# Need help looking for a crate engine



## do9ck (Mar 4, 2014)

I am needing some help on where to purchase a Pontiac crate engine. I would like to get a 455 for my 69 GTO. Any suggestions on where to purchase? Thanks!


----------



## 1968gto421 (Mar 28, 2014)

Several members here have recommended Central Virginia Machine Services, Butler Performance, and Len Williams Auto Machine. All these seem to have provided other members with excellent engines. 
With my limited pocket book I have taken an interest in contacting Len Williams for one of his 455's. 455 Long Block


----------



## Goat Roper (Oct 28, 2014)

From my research nobody has anything ready to go and no matter who you go with the wait will be months.
I was trying find an interim engine while mine was being built but there is nothing out there.
The better the builder the longer the wait.


----------



## geeteeohguy (Feb 2, 2008)

There is a guy on ebay, forgot his name, but he's in Michigan and only does 455 crate engines. Pretty much as-factory, cheap (Under 4k) and has a great rep. Get on ebay and if you see any for sale, pm me with the seller. I'll recognize the name when I see it. I think it ended in '51'. Sorry to be so vague.


----------



## roadking60455 (Feb 11, 2015)

At the risk of hijacking someone else's thread I'll start by apologizing. I just want to add that I too have been looking for a 455 crate engine. I don't want to spend what Butler gets for their great engines. I plan on calling Len Williams tomorrow.

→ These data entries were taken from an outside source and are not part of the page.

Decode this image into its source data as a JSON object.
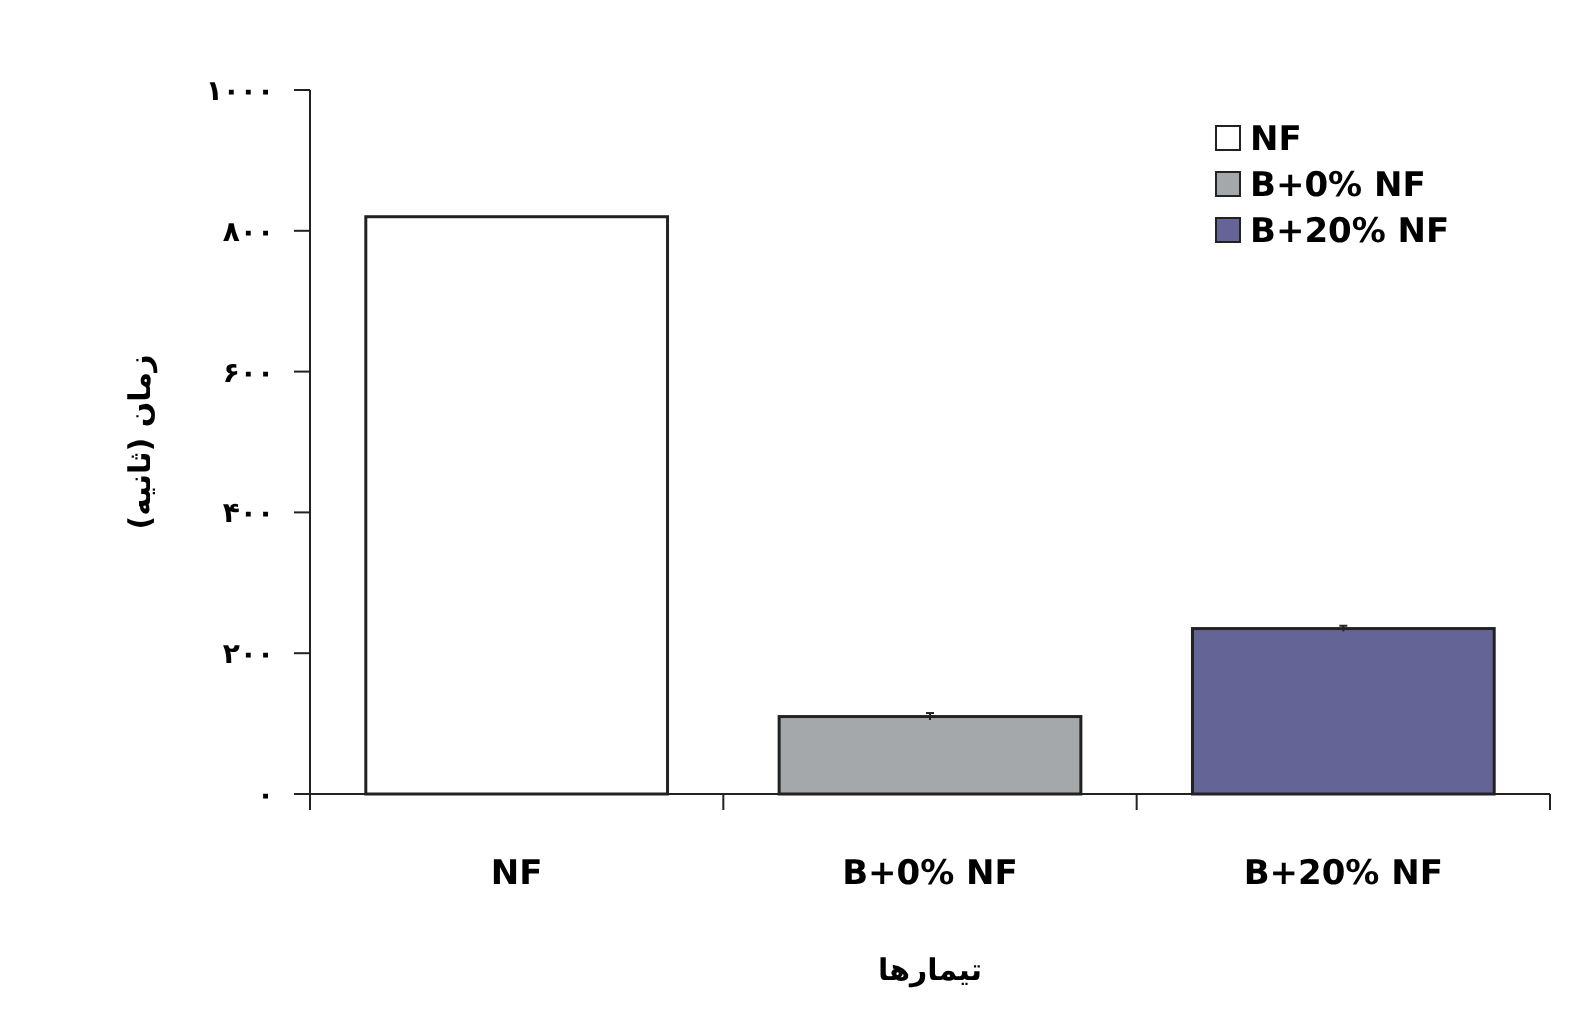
{
  "chart_data": {
    "type": "bar",
    "xlabel": "تیمارها",
    "ylabel": "زمان (ثانیه)",
    "categories": [
      "NF",
      "B+0% NF",
      "B+20% NF"
    ],
    "series": [
      {
        "name": "NF",
        "color": "#ffffff",
        "values": [
          820,
          null,
          null
        ]
      },
      {
        "name": "B+0% NF",
        "color": "#a5a8aa",
        "values": [
          null,
          110,
          null
        ],
        "errors": [
          null,
          5,
          null
        ]
      },
      {
        "name": "B+20% NF",
        "color": "#646496",
        "values": [
          null,
          null,
          235
        ],
        "errors": [
          null,
          null,
          4
        ]
      }
    ],
    "ylim": [
      0,
      1000
    ],
    "yticks": [
      {
        "value": 0,
        "label": "۰"
      },
      {
        "value": 200,
        "label": "۲۰۰"
      },
      {
        "value": 400,
        "label": "۴۰۰"
      },
      {
        "value": 600,
        "label": "۶۰۰"
      },
      {
        "value": 800,
        "label": "۸۰۰"
      },
      {
        "value": 1000,
        "label": "۱۰۰۰"
      }
    ],
    "legend": "top right"
  }
}
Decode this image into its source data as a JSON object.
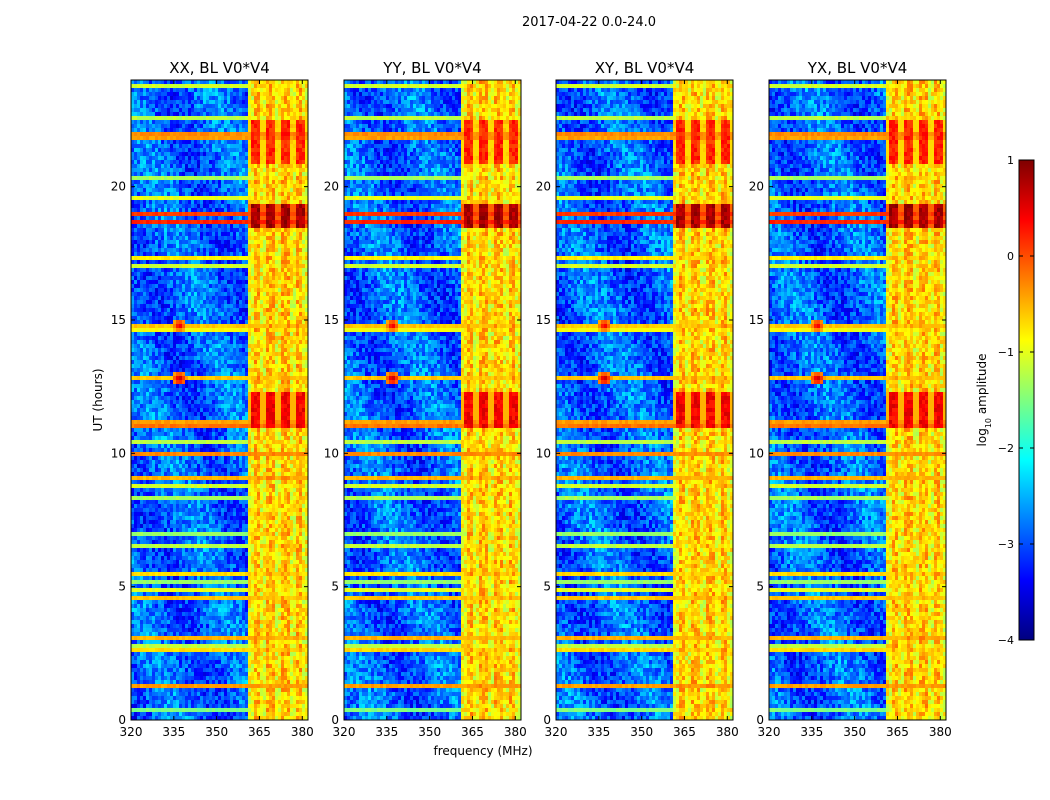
{
  "figure": {
    "suptitle": "2017-04-22 0.0-24.0",
    "xlabel": "frequency (MHz)",
    "ylabel": "UT (hours)"
  },
  "colorbar": {
    "label_prefix": "log",
    "label_sub": "10",
    "label_suffix": " amplitude",
    "ticks": [
      1,
      0,
      -1,
      -2,
      -3,
      -4
    ],
    "tick_labels": [
      "1",
      "0",
      "−1",
      "−2",
      "−3",
      "−4"
    ],
    "range": [
      -4,
      1
    ],
    "colormap": "jet"
  },
  "chart_data": {
    "type": "heatmap",
    "x_range_mhz": [
      320,
      382
    ],
    "y_range_hours": [
      0,
      24
    ],
    "x_ticks": [
      320,
      335,
      350,
      365,
      380
    ],
    "y_ticks": [
      0,
      5,
      10,
      15,
      20
    ],
    "value_units": "log10 amplitude",
    "panels": [
      {
        "title": "XX, BL V0*V4",
        "show_ylabels": true
      },
      {
        "title": "YY, BL V0*V4",
        "show_ylabels": true
      },
      {
        "title": "XY, BL V0*V4",
        "show_ylabels": true
      },
      {
        "title": "YX, BL V0*V4",
        "show_ylabels": true
      }
    ],
    "background_level": -2.9,
    "high_band_mhz": [
      361,
      382
    ],
    "high_band_level": -0.9,
    "high_band_peaks_mhz": [
      364,
      369,
      374,
      379
    ],
    "horizontal_rfi": [
      {
        "t": 0.4,
        "level": -1.5
      },
      {
        "t": 1.3,
        "level": -0.4
      },
      {
        "t": 1.5,
        "level": -0.3
      },
      {
        "t": 1.8,
        "level": -1.3
      },
      {
        "t": 2.6,
        "level": -0.7
      },
      {
        "t": 2.8,
        "level": -1.2
      },
      {
        "t": 3.1,
        "level": -0.5
      },
      {
        "t": 3.3,
        "level": -0.9
      },
      {
        "t": 3.6,
        "level": -0.4
      },
      {
        "t": 4.2,
        "level": -1.2
      },
      {
        "t": 4.6,
        "level": -0.6
      },
      {
        "t": 4.9,
        "level": -1.0
      },
      {
        "t": 5.2,
        "level": -1.4
      },
      {
        "t": 5.5,
        "level": -0.7
      },
      {
        "t": 6.0,
        "level": -1.3
      },
      {
        "t": 6.5,
        "level": -1.2
      },
      {
        "t": 7.0,
        "level": -1.4
      },
      {
        "t": 7.5,
        "level": -1.0
      },
      {
        "t": 7.8,
        "level": -0.6
      },
      {
        "t": 8.3,
        "level": -1.3
      },
      {
        "t": 8.8,
        "level": -1.1
      },
      {
        "t": 9.1,
        "level": -0.5
      },
      {
        "t": 9.6,
        "level": -1.3
      },
      {
        "t": 10.0,
        "level": -0.3
      },
      {
        "t": 10.4,
        "level": -1.2
      },
      {
        "t": 11.0,
        "level": -0.2
      },
      {
        "t": 11.2,
        "level": -0.4
      },
      {
        "t": 12.0,
        "level": -1.1
      },
      {
        "t": 12.6,
        "level": -0.9
      },
      {
        "t": 12.8,
        "level": -0.6
      },
      {
        "t": 13.2,
        "level": -1.2
      },
      {
        "t": 13.8,
        "level": -1.3
      },
      {
        "t": 14.6,
        "level": -0.9
      },
      {
        "t": 14.8,
        "level": -0.6
      },
      {
        "t": 15.3,
        "level": -1.2
      },
      {
        "t": 15.6,
        "level": -0.2
      },
      {
        "t": 15.9,
        "level": -0.1
      },
      {
        "t": 16.5,
        "level": -1.3
      },
      {
        "t": 17.0,
        "level": -1.1
      },
      {
        "t": 17.3,
        "level": -0.8
      },
      {
        "t": 18.0,
        "level": -1.2
      },
      {
        "t": 18.7,
        "level": 0.2
      },
      {
        "t": 19.0,
        "level": 0.1
      },
      {
        "t": 19.6,
        "level": -1.0
      },
      {
        "t": 20.3,
        "level": -1.3
      },
      {
        "t": 21.3,
        "level": -1.2
      },
      {
        "t": 21.8,
        "level": -0.4
      },
      {
        "t": 22.0,
        "level": -0.3
      },
      {
        "t": 22.6,
        "level": -1.2
      },
      {
        "t": 23.1,
        "level": -0.6
      },
      {
        "t": 23.4,
        "level": -0.5
      },
      {
        "t": 23.8,
        "level": -1.1
      }
    ],
    "bright_time_bands": [
      {
        "t0": 18.4,
        "t1": 19.4,
        "level": 0.8
      },
      {
        "t0": 10.9,
        "t1": 12.3,
        "level": 0.4
      },
      {
        "t0": 20.8,
        "t1": 22.5,
        "level": 0.2
      }
    ],
    "point_sources": [
      {
        "t": 12.8,
        "f": 337,
        "level": 0.8
      },
      {
        "t": 14.8,
        "f": 337,
        "level": 0.6
      }
    ]
  }
}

I should know this after reading so many posts, but will the Edelbrock Performer intake, the HEI distributor, and the water pump from my 326 bolt up to a 455 long block?


----------



## oldskool (Apr 26, 2015)

"...I should know this after reading so many posts, but will the Edelbrock Performer intake, the HEI distributor, and the water pump from my 326 bolt up to a 455 long block?"



Everything but the water pump will work. Most '69 and later engines had 11-bolt pumps. The earlier engines, like the 326 had 8-bolt pumps. And, of course, the timing covers and divider plates are different. I think you'll also have to use the later style harmonic balancer, which was introduced in '68.


----------



## oldskool (Apr 26, 2015)

Here's the 8 and 11-bolt covers.


----------



## oldskool (Apr 26, 2015)

do9ck said:


> I am needing some help on where to purchase a Pontiac crate engine. I would like to get a 455 for my 69 GTO. Any suggestions on where to purchase? Thanks!



Len Williams would be my choice. But if you're in a hurry and have more $$, there are other places to buy.

I think Sandoval can build 'em pretty quick.

pontiac crate engines

http://www.sandovalperformance.com/#!daily-driver/c1n5h

Here's a $10,000 4.5" stroker, that is ready to ship, they say.

Pontiac 400 455 461 495 High Perf Turn Key Dyno Crate Engine w Edelbrock Heads | eBay

Here's a cheap stroker on Ebay, that is said to take 4-5 weeks to build.

http://www.ebay.com/itm/Pontiac-400...937db9a&pid=100005&rk=1&rkt=6&sd=121710656414

Hey, this guy has 400 blocks, checked out, ready to machine, for $400.

http://www.spottsperformance.com/blocks.htm

http://www.spottsperformance.com/IA2 engine block2

A few mo.

https://www.facebook.com/PaulKnippensMuscleMotors

http://www.ebay.com/itm/1972-455-HO...ns-Am-Firebird-GTO-Rebuilt-RARE-/301553251162

http://www.nitemareperformance.150m.com/prices engines.html

http://www.eddiesperformance.com/pontiac-crate-engine.htm

http://awesomeengines.biz/326-350-389-400-421-428-455-pontiac-crate-engines/

http://proformanceunlimitedengines.com/pontiac475.html


----------



## Koppster (Jul 27, 2008)

geeteeohguy said:


> There is a guy on ebay, forgot his name, but he's in Michigan and only does 455 crate engines. Pretty much as-factory, cheap (Under 4k) and has a great rep. Get on ebay and if you see any for sale, pm me with the seller. I'll recognize the name when I see it. I think it ended in '51'. Sorry to be so vague.


Jeff...you talking about Firegoat?


----------



## geeteeohguy (Feb 2, 2008)

No.....it _may_ have been Len Williams, and the ebay handle ended in'51' or something close. I could NOT find it yesterday. He was/is a guy in Mich who has been building mild 455's for over 25 years....solid, good running street engines, for cheap....like less than 4k ready to go. Had nothing but happy customers. Len Williams gets great reviews, might be the guy. Sorry!


----------



## Pinion head (Jan 3, 2015)

geeteeohguy said:


> No.....it _may_ have been Len Williams, and the ebay handle ended in'51' or something close. I could NOT find it yesterday. He was/is a guy in Mich who has been building mild 455's for over 25 years....solid, good running street engines, for cheap....like less than 4k ready to go. Had nothing but happy customers. Len Williams gets great reviews, might be the guy. Sorry!


Not Len, Len doesn't list his crate longblocks on eBay and he is up the interstate from me in Bristow OK. For years his shop was in NE Tulsa.


----------